La comptabilité nationale met en balance, d’un côté les recettes (impôts, taxes, etc.), de l’autre les engagements financiers, qui sont de toute sorte et varient en fonction du rôle et du poids que se donnent les gouvernements. On appelle déficit le solde négatif entre les recettes et les engagements. On parle d’excédent dans la situation inverse.
Les engagements d’un Etat relèvent de la politique sociale, des investissements dans les infrastructures, dans la défense, etc., et aussi, comme ce fut massivement le cas ces deux dernières années, de plans de relance économique.
Pour financer les dépenses qui excèdent leurs revenus, les Etats recourent à l’émission d’emprunts obligataires, c’est-à-dire aux marchés, où toute sorte d’investisseurs achètent ces titres de créance.
S’agissant d’emprunts, l’Etat se doit non seulement de rembourser à échéance, mais aussi de payer chaque année des intérêts, dont le niveau dépend des marchés obligataires, et qui sont autant de charges supplémentaires.
■ Quels ont été les effets de la crise?
Le surendettement des Etats n’est pas un problème nouveau. Nombre de pays industrialisés – Etats-Unis en tête, mais aussi Grande Bretagne, Espagne, Irlande, Portugal, Grèce et plusieurs pays de l’Est européen – ont nourri leur croissance par le crédit. La crise financière de 2008 n’a fait, pour certain, qu’accroître encore une dette déjà gigantesque.

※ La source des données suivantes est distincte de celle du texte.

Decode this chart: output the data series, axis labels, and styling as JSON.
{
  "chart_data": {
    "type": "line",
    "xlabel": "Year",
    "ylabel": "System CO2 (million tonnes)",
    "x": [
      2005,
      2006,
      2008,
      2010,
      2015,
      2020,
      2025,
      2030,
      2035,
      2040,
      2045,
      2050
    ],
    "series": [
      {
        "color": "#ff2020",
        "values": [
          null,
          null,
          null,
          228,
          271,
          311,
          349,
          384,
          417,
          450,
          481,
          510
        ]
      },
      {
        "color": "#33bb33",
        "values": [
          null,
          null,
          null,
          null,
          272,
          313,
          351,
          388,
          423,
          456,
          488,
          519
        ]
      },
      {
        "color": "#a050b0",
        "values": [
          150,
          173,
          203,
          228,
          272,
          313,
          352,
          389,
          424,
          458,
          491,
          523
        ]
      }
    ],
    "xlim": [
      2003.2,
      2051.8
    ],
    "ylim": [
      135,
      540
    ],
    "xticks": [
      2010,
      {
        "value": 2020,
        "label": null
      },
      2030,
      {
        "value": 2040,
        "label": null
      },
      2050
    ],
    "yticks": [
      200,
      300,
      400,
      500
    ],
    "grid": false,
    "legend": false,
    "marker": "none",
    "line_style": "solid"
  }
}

Premier effet de la crise: les Etats, pour éviter de sombrer dans une longue récession, ont massivement investi dans la relance, aggravant fortement leurs dettes. La croissance que l’on voit poindre en 2010 est le fruit de cet effort gouvernemental.
Malgré cet effort, l’augmentation du chômage n’a pu être évitée. Dans le même temps, le ralentissement économique érode les entrées fiscales. Autant de facteurs qui accablent encore les finances publiques.
Enfin, plusieurs grands pays industrialisés ont dû venir en aide à des entreprises dont la faillite aurait provoqué un désastre économique. Les Etats prennent ainsi en charge des dettes provenant du secteur privé, qui viennent encore augmenter les leurs. Les industries bancaire et automobile en ont été les principales bénéficiaires. Et bien que cet argent soit remboursable à terme, les gouvernements n’en ont pas moins creusé leur déficit.